Abstract

The control of riverine quality (water, particulates) by human-related pressures is now a major feature of the Anthropocene era. A set of general typologies and approaches to address the complex relationships between pressures, environmental impacts and some of the related social responses is proposed here on the basis of various examples, among others the Seine basin. Riverine quality management is described through a dozen major types illustrated by river fluxes and riverine quality trends (>> 10 years). A successful restoration cycle, still seldom documented, is used as an example of the decomposition of the multiple social, societal and hydrological inertia and time lags, generally spanning several decades. Human impacts can also be described by finer temporal analysis, over hourly to year-on-year scales, and spatial analysis including classical longitudinal profiles, stream-order ranking and sediment pathways.

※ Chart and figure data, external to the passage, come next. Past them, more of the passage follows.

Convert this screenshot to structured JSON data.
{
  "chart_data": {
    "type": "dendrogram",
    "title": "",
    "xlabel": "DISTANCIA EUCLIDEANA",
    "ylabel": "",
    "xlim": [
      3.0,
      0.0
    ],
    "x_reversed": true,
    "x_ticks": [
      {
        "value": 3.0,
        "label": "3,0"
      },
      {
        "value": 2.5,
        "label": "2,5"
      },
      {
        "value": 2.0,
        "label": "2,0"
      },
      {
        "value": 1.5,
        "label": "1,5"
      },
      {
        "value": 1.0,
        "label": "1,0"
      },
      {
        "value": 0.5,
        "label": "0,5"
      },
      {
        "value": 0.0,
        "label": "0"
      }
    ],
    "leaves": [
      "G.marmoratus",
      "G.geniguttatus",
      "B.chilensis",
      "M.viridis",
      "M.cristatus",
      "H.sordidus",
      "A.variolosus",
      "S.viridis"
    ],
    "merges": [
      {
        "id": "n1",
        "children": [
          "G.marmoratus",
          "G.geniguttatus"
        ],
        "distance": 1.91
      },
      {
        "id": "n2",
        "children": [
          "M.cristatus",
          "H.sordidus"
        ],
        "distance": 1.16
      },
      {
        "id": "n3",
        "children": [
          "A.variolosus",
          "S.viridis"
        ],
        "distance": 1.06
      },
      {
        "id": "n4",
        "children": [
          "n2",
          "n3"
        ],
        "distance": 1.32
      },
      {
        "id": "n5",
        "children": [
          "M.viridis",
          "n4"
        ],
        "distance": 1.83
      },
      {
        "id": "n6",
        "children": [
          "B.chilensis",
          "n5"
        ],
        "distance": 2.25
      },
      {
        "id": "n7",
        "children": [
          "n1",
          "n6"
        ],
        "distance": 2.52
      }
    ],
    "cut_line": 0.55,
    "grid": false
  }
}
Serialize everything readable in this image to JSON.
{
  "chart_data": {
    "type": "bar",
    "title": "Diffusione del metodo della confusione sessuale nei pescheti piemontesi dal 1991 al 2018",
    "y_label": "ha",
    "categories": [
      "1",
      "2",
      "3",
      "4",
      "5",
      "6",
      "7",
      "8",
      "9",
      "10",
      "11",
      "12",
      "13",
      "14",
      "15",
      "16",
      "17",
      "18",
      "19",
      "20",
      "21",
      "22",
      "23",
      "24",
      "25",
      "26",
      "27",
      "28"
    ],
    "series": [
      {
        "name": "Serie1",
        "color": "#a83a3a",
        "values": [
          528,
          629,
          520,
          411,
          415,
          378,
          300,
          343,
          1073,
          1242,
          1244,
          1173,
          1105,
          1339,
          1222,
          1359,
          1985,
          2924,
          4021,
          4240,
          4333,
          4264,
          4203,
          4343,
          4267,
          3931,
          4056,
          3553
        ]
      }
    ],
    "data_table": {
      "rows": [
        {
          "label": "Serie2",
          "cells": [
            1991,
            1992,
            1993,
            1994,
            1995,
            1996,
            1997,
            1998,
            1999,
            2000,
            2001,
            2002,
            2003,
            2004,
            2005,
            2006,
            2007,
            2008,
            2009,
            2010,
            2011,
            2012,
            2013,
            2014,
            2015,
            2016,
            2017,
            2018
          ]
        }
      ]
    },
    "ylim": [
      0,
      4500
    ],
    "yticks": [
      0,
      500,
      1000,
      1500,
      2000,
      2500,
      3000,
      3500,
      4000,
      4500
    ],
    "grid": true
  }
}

The Seine river example illustrates the pressures from intensive agriculture, industrialisation, hydrological regulation and urbanisation with the impact of the World's second largest treated urban sewer discharge (from 8 million people in greater Paris). The impacts of the Paris megalopolis are much more widely spread than might be expected and include retro-impacts (in upstream reaches), distal (> 100 km) and external impacts (outside of watershed). They are illustrated by specific spatial distributions of indicators of each particular phenomenon (organic pollution, metal contamination, xenobiotic occurrence, nitrate pollution, eutrophication). Although not comprehensive (acidification and salinization are not addressed here), such typologies should facilitate the comparisons between basins and phenomena at the regional and global scales.